The more I thought about it, the more it started to look like a reality. If you look at the lions for example, the dominant male takes over a pride and gets cubs.

But there comes a time that he is challenged by another male for the right to be the pride leader. To cut the long story short, a vicious brawl ensues and the current pride protector is willing to fight to death to keep this intruder from attacking his family and killing his kids.

Let us look at this from a human perspective. Imagine a stranger came to your home and threatened to beat your wife and kill you and your children so that he can lie with her to start a family of his own.

What would you do as the head of the home? As the wife, would you watch your kids go through that? I do not think so. The affection we have for our loved ones drives us to protect and provide for them at any cost.

I find myself asking this question, is it the same case with the lions? Does the dominant male put his life on the line for the females and the cubs because he has this overwhelming desire to protect his loved ones?

Is this defiance to the intruder an act of love? If you look at another character not far away from the king of the jungle; the buffalo, you start to see almost the same traits as the lion when it comes to those it loves, so to speak.

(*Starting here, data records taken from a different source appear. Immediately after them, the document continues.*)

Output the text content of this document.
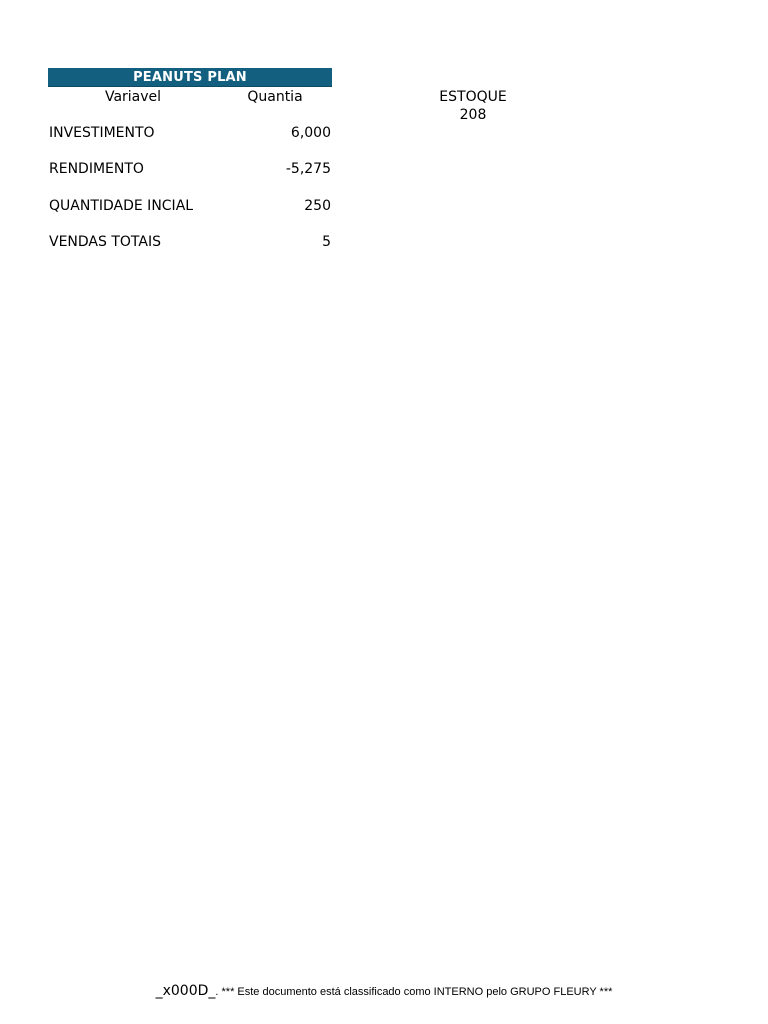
PEANUTS PLAN
Variavel	Quantia	ESTOQUE
208
INVESTIMENTO	6,000
RENDIMENTO	-5,275
QUANTIDADE INCIAL	250
VENDAS TOTAIS	5
_x000D_. *** Este documento está classificado como INTERNO pelo GRUPO FLEURY ***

When lions capture a buffalo and it happens to call for help, in most cases, the herd comes charging to the rescue of their fallen comrade. Why is this? Is it because they have this hidden ploy to starve the lions or is there an overwhelming urge to protect and defend those close to them, a kind of love in the wilderness?

In most cases, you will find that this rescue mission is not necessarily led by the alpha male. Could the leader of this suicide mission actually be the lover of the fallen buffalo trying to save the love of his/her life? Could this be an act of love?

All we know is that love is purely instinctual; it does not originate from a train of thought or an experiment in a lab somewhere. We humans rely on brain power, animals rely 100% on instinct. We find ourselves unable to understand love because it is instinctual; it is part of our unexplainable behaviour.

The question that still lingers then is, if in the animal kingdom (not in the scientific sense) instinct is everything, is love in the wilderness possible? I guess we will never find out until the day we get a talking animal and if I were you, I would not hold my breath.